Il s'ensuit que ni la société SPV Cergy ni ses associés, les sociétés Nabucco I et Nabucco II, ne peuvent bénéficier de la qualité de marchand de biens qui suppose que les opérations d'achat et de revente soient réalisées de manière habituelle et revêtent un caractère spéculatif , une opération unique sur une durée de cinq ans étant insuffisante pour caractériser l'exercice effectif de cette activité.
Le jugement sera en conséquence infirmé en ce qu'il a prononcé la décharge des impositions, pénalités et intérêts de retard mis à la charge de la société SPV Cergy au titre de l'avis de mise en recouvrement n° 07045059 M du 6 mars 2008, faisant suite à la décision de rejet du 6 décembre 2007 et à l'avis de mise en recouvrement n° 070405059 du 10 mai 2007 et condamné la direction générale de impôts à payer à la SNC SPV Cergy la somme de 1000€ en application de l'article 700 du code de procédure civile outre les dépens.
PAR CES MOTIFS
LA COUR, statuant publiquement, contradictoirement, en dernier ressort,
CONFIRME le jugement déféré en ce qu'il a rejeté la fin de non recevoir tirée de la prescription,
L'INFIRME pour le surplus,
STATUANT À NOUVEAU,
DÉBOUTE la SNC SPV Cergy de ses demande d'annulation de la décision de rejet du 6 décembre 2007 et des avis de mise en recouvrement , et de décharge des impositions contestées et des pénalités encourues,
DIT que la société SPV Cergy est redevable envers l'administration fiscale des impositions, pénalités et intérêts de retard établies par l'avis de mise en recouvrement n° 07045059 du 6 mars 2008, faisant suite à la décision de rejet du 6 décembre 2007 et à l'avis de mise en recouvrement n° 070405059 du 10 mai 2007,
DÉBOUTE la SNC SPV Cergy de sa demande sur le fondement de l'article 700 du code de procédure civile,
CONDAMNE la SNC SPV Cergy aux dépens de première instance et d'appel avec droit de recouvrement direct par la SCP Lissarague, Dupuis Boccon Gibod, avoués, conformément aux dispositions de l'article 699 du code de procédure civile.

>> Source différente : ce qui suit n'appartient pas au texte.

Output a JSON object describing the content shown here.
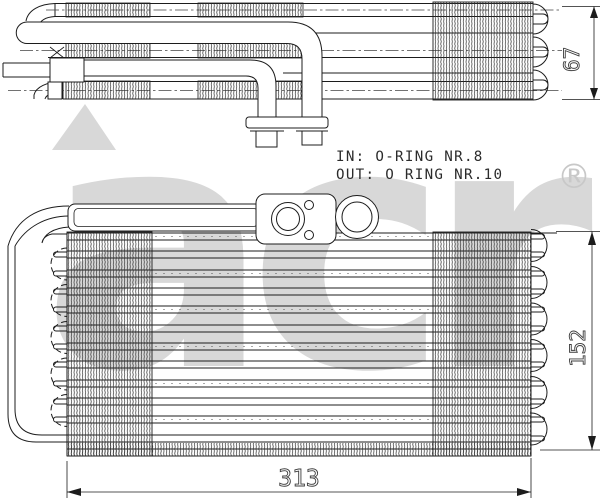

- prononcé publiquement par mise à disposition de l'arrêt au greffe de la cour, les parties en ayant été préalablement avisées dans les conditions prévues au deuxième alinéa de l'article 450 du code de procédure civile.
- signé par Madame Bernadette WALLON, président et par Madame RENOULT, greffier, auquel la minute de la décision a été remise par le magistrat signataire.